I've been in a season of wilderness for a while now.
It started when I was beginning my second year of Bible school, maybe even a bit before that. But it was during my second year that it really began to sink in. I ached, daily, with a hurt so deep I didn't know what to do with it. I yearned to hear the voice of God in this place that was seemingly so full of it, but I was met with silence. In fact I was met with more than silence, I was met with people telling me God wouldn't answer. That my way of coming before God didn't fit inside the neat box of Christianity. In this place that was where people came to meet God, I was felt like I was standing in a desert. And I wanted to leave that place. With everything in me I wanted to walk away from that institution and I almost did. A number of times I almost packed up and left because I was craving God in such a deep way and it seemed like He wasn't there. It seemed like His people weren't there. I was hurt, and I was lost in all the confusion and the chaos. And I was deep in the wilderness in a place that I was told, and a place that I thought, should be an oasis.
When I did leave, when school rolled around to a stop and I packed up my dorm room along with my hurts, I thought things would magically get better. I would walk out that door and into the outside world where God seemed to alive and vibrant and real to me, and I would get on my yoga mat and write and love and connect to God in the way that I did best and everything would be fine. If I could exit the physical location that had housed so much wilderness for me perhaps I could exit the wilderness itself.
But I came home, and I found myself still in the wilderness. I struggled to find a job. Suddenly I had no community whatsoever (Finding that forced connections made better noise than silence) and long distance was putting strain on my heart. Here I was, thinking I would now hear the voice of God, and I didn't. At least not in the way I was expecting to. It was only me, and the quiet, and the space.
And it was here God began to speak. In whispers at first. It was here that the things I believed about God that had been moving and shaking while I was at college began rumbling and shifting, and I discovered teachings and ideas and concepts that made everything click for me. I stopped pursuing Christianity and "a personal relationship with Jesus" the way I was told personal relationships with Jesus look, and instead entered into the flow. I redefined things for myself instead of trying to fit into someone else's version of Christianity. Frankly I don't know if I fit into Christianity at all anymore. But I do know that I fit into the flow more than I ever did before, fit into God and what He's doing in the world and what He's doing in hearts and that openness and connectedness makes more sense to me than years of pouring over the Bible and trying to fit into conservative evangelical Christianity ever did. (I'm not saying that any of this is wrong. I am grateful for the things I was taught growing up in the church. I'm just finding things that work for me where I am right now with the truth God is revealing to me.)
Still, in the midst of all this coming together, I ached for the things I didn't have. I ached for the stability a job would provide. I longed to be in the same city as the person I love most. I missed community. I remember clearly one morning as I spread out my yoga mat to practice speaking the words "This is a good road. My heart is good." over myself and weeping. Because this doesn't feel like a good road. My heart doesn't feel good. And it's taking so much work to believe it. I keep speaking the words over myself because I know they are true even if I don't feel it. Over and over I am proclaiming this as good.

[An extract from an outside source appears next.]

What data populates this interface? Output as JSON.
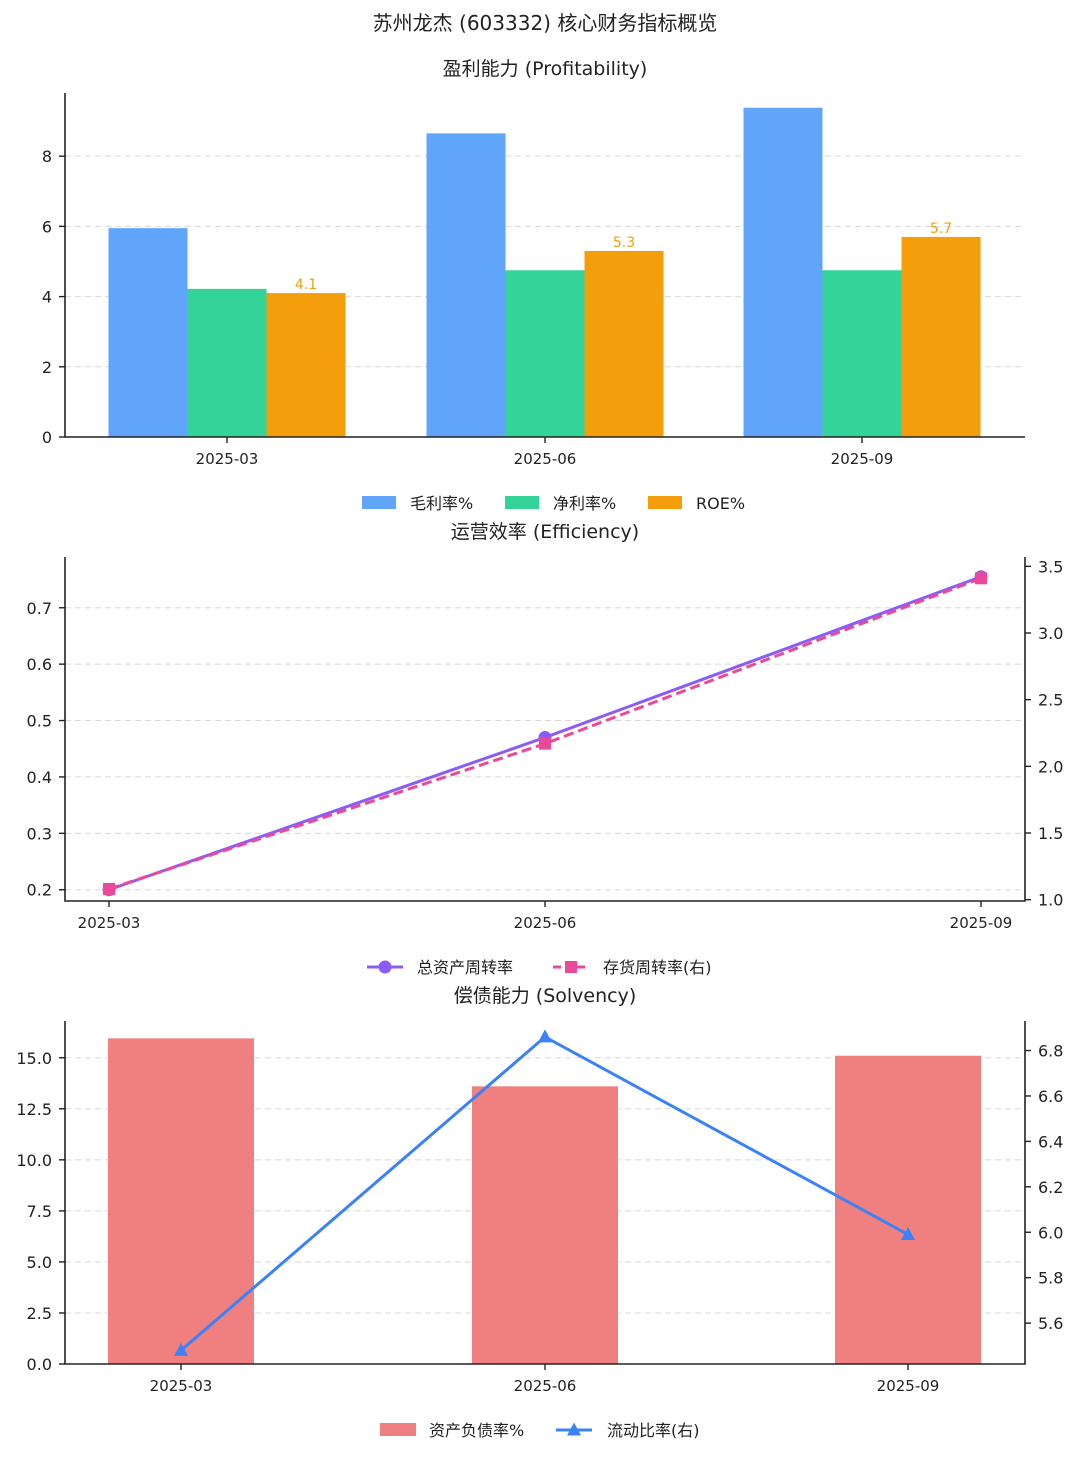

I am making space for these stories inside me to exist, for these old wounds to be healed. And as I look back I can tell that all this time I was slowly leaving the wilderness. I couldn't leave bible college and immediately be thrust into this world of blessings because I wasn't ready for that. I don't know if I'm ready now. I had to learn how to listen to God's voice first, to be slowly led out of that place. I had to realize that nothing was chasing me out of the wilderness. I had to leave clean, to leave behind me all of the things that didn't serve me anymore. And I am in the process of doing that.
Honestly in the last couple of days I feel closer to that than I have in a long time. I am beginning to see the light as I stumble into it, knowing also that I have not fully left the darkness behind me. I am emerging into something good, and I am leaving behind something that was good in its own right.
And now, as I look back, it is only in retrospect that I see He was there all along. He was the lion. Even in those hours that I begged to see Him in a place that I thought to be so rich of Him, He was there I just hadn't realized.
Maybe this road doesn't make sense to you, and I am only beginning to realize how it all fits together for me. but I know one thing. This is a good road. my road is a good road. your road is a good road. This is holy and hard work, friends. If I can encourage you one thing, let it be this: He is the lion.
“I was the lion who forced you to join with Aravis. I was the cat who comforted you among the houses of the dead. I was the lion who drove the jackals from you while you slept. I was the lion who gave the horses the new strength of fear for the last mill so that you should reach King Lune in time. And I was the lion you do not remember who pushed the boat in which you lay, a child near death, so that it came to shore where a man sat, wakeful at midnight, to receive you.”